妄想性パーソナリティ障害の人は、目下の新人には親切で頼もしい存在ですし、多くの場合カリスマ性を併せ持つので、新しい崇拝者は直ぐに現れます。
離れると決めたら、嘘はつかず堂々と
妄想性パーソナリティ障害の人が家族にいる場合は、距離をとるのは非常に難しいかもしれません。
しかし、離れる覚悟ができたら、「結果として裏切るように見えるかもしれないが、自立したいのだ」と率直に伝える以外にないでしょう。言い訳や嘘や小細工は最も避けるべき行動です。
また、「裏切り者」と罵られ、うろたえた様子を見せるのも、避けるべきです。逃げ腰のおどおどした振る舞いは、妄想性パーソナリティ障害の人を失望させ、逆上させます。
「裏切り者とあなたがが感じることは分かっているし、そうとられても仕方がないが、今までのご恩には感謝しているのは事実だ。敵になりたいわけではない。自立したいだけだ。」ということを、毅然とした態度で、はっきり示す必要があります。
妄想性パーソナリティ障害の人は、誇り高いのです。弱腰の嘘つきに騙されて影で笑われる(と感じる)くらいなら、誇り高い相手に礼儀正しく堂々と距離を置かれた方がマシです。ただし、敵対する気がないことは(例え信じてもらえなくても)、はっきりと伝えてください。

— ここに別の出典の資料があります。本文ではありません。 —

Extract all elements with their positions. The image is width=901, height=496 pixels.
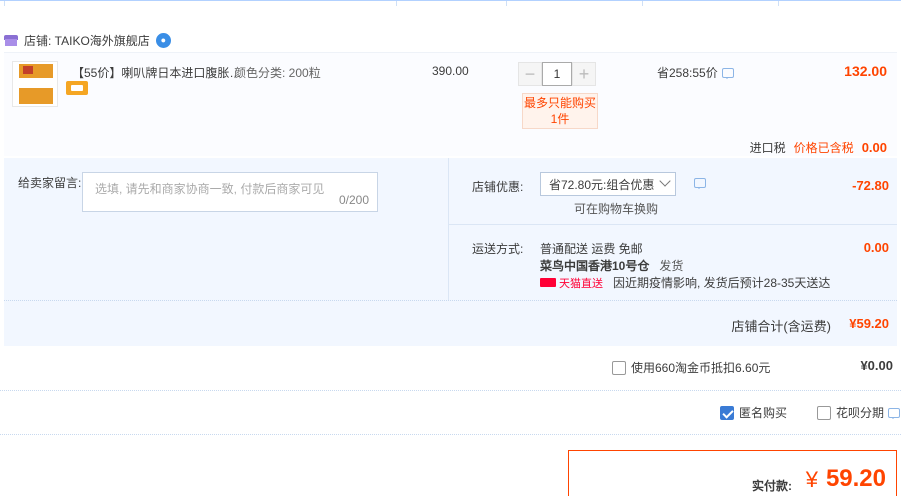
tax-value: 0.00 xyxy=(861,140,887,155)
shop-icon xyxy=(4,34,18,46)
shipping-warehouse-row: 菜鸟中国香港10号仓 发货 xyxy=(540,257,683,274)
column-tick xyxy=(506,1,507,6)
column-tick xyxy=(4,1,5,6)
tmall-tag: 天猫直送 xyxy=(559,277,603,290)
order-item: 【55价】喇叭牌日本进口腹胀… 颜色分类: 200粒 390.00 − + 最多… xyxy=(4,52,897,156)
order-options-panel: 给卖家留言: 选填, 请先和商家协商一致, 付款后商家可见 0/200 店铺优惠… xyxy=(4,158,897,300)
warehouse-name: 菜鸟中国香港10号仓 xyxy=(540,259,650,273)
taojinbi-value: ¥0.00 xyxy=(860,358,893,373)
message-placeholder: 选填, 请先和商家协商一致, 付款后商家可见 xyxy=(95,182,325,196)
quantity-limit-warning: 最多只能购买1件 xyxy=(522,93,598,129)
ship-status: 发货 xyxy=(659,259,684,273)
column-tick xyxy=(396,1,397,6)
quantity-stepper: − + xyxy=(518,62,596,86)
message-char-count: 0/200 xyxy=(338,193,369,207)
column-tick xyxy=(778,1,779,6)
unit-price: 390.00 xyxy=(432,64,469,78)
tmall-direct-badge: 天猫直送 xyxy=(540,275,603,291)
increase-button[interactable]: + xyxy=(572,62,596,86)
comment-icon[interactable] xyxy=(721,67,734,79)
promo-subtext: 可在购物车换购 xyxy=(574,202,659,216)
tax-note: 价格已含税 xyxy=(793,141,854,155)
decrease-button[interactable]: − xyxy=(518,62,542,86)
taojinbi-checkbox[interactable] xyxy=(612,360,626,375)
coupon-icon xyxy=(66,81,88,95)
shop-name[interactable]: 店铺: TAIKO海外旗舰店 xyxy=(24,32,150,49)
product-title[interactable]: 【55价】喇叭牌日本进口腹胀… xyxy=(72,64,241,81)
taojinbi-option[interactable]: 使用660淘金币抵扣6.60元 xyxy=(612,359,770,376)
huabei-option[interactable]: 花呗分期 xyxy=(817,404,901,421)
currency-symbol: ¥ xyxy=(805,467,818,492)
column-tick xyxy=(642,1,643,6)
divider xyxy=(0,434,901,435)
saving-text: 省258:55价 xyxy=(657,66,718,80)
shipping-value: 0.00 xyxy=(863,240,889,255)
product-thumbnail[interactable] xyxy=(12,61,58,107)
chat-bubble-icon[interactable]: ● xyxy=(155,32,171,48)
comment-icon[interactable] xyxy=(694,178,706,189)
chevron-down-icon xyxy=(659,175,671,187)
promo-select[interactable]: 省72.80元:组合优惠 xyxy=(540,172,676,196)
message-label: 给卖家留言: xyxy=(18,176,82,190)
payment-summary: 实付款: ¥ 59.20 xyxy=(568,450,897,496)
divider xyxy=(0,390,901,391)
quantity-input[interactable] xyxy=(542,62,572,86)
anonymous-label: 匿名购买 xyxy=(739,406,788,420)
taojinbi-label: 使用660淘金币抵扣6.60元 xyxy=(631,361,771,375)
shipping-method: 普通配送 运费 免邮 xyxy=(540,242,643,256)
anonymous-checkbox[interactable] xyxy=(720,405,734,420)
top-divider xyxy=(0,0,901,6)
pay-amount: 59.20 xyxy=(825,465,886,492)
row-divider xyxy=(449,224,897,225)
item-total: 132.00 xyxy=(844,63,887,79)
shipping-note-row: 天猫直送 因近期疫情影响, 发货后预计28-35天送达 xyxy=(540,274,830,291)
tmall-cat-icon xyxy=(540,278,556,287)
pay-label: 实付款: xyxy=(752,479,792,493)
seller-message-textarea[interactable]: 选填, 请先和商家协商一致, 付款后商家可见 0/200 xyxy=(82,172,378,212)
import-tax-row: 进口税 价格已含税 0.00 xyxy=(750,139,887,156)
tax-label: 进口税 xyxy=(749,141,786,155)
comment-icon[interactable] xyxy=(888,407,901,419)
subtotal-value: ¥59.20 xyxy=(849,316,889,331)
shipping-note: 因近期疫情影响, 发货后预计28-35天送达 xyxy=(613,276,831,290)
shop-header: 店铺: TAIKO海外旗舰店 ● xyxy=(4,30,171,50)
promo-label: 店铺优惠: xyxy=(472,180,524,194)
column-divider xyxy=(448,158,449,300)
huabei-checkbox[interactable] xyxy=(817,405,831,420)
subtotal-label: 店铺合计(含运费) xyxy=(731,319,831,334)
shipping-label: 运送方式: xyxy=(472,242,524,256)
anonymous-option[interactable]: 匿名购买 xyxy=(720,404,787,421)
product-variant: 颜色分类: 200粒 xyxy=(234,66,321,80)
saving-info: 省258:55价 xyxy=(657,64,734,81)
promo-selected: 省72.80元:组合优惠 xyxy=(549,177,655,192)
huabei-label: 花呗分期 xyxy=(836,406,885,420)
shop-subtotal-row: 店铺合计(含运费) ¥59.20 xyxy=(4,300,897,346)
promo-value: -72.80 xyxy=(852,178,889,193)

そして、その言葉が嘘にならないように、敵対せずに、きちんと距離をおいてください。もしかしたら、そのことは、将来、妄想性パーソナリティ障害の人の心の拠り所になるかもしれません。
まとめ
妄想性パーソナリティ障害の人は、人を疑い続け、怒り続け、裏切られと感じればあらゆる手段を使って報復します。そして猜疑的で攻撃的なその言動のせいで、「この人も、いつかは、自分を裏切る」という疑いが事実になっていく運命にあります。でも、きっとそれはとても苦しく、辛いことなのでしょう。

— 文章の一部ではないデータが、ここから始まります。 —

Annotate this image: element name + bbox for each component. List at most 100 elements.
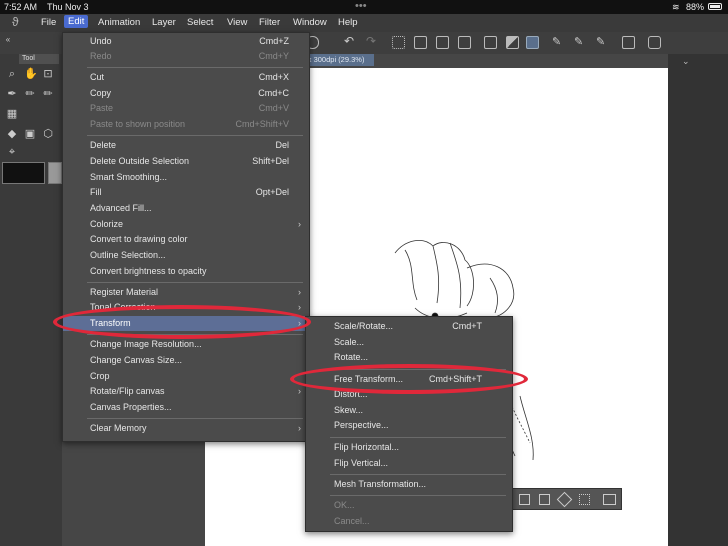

妄想性パーソナリティ障害の人にとって、信頼に足ると感じ、寄り添ってくれる人が現れたらどんなにいいだろうなんて思いますが、でも、だからと言って、私自身がそのような存在にはなりたいとは、やはり思えません。妄想性パーソナリティ障害の人がいたら、初めから近寄らないという選択肢を選ぶに違いありません。
けれども、妄想性パーソナリティ障害の人は、近寄りたくないという思いを敏感に感じ取り、傷つき、更なる人間不信に陥るのだろうな、と、想像してしまいます。そのことが、なんとももどかしく感じてしまいます。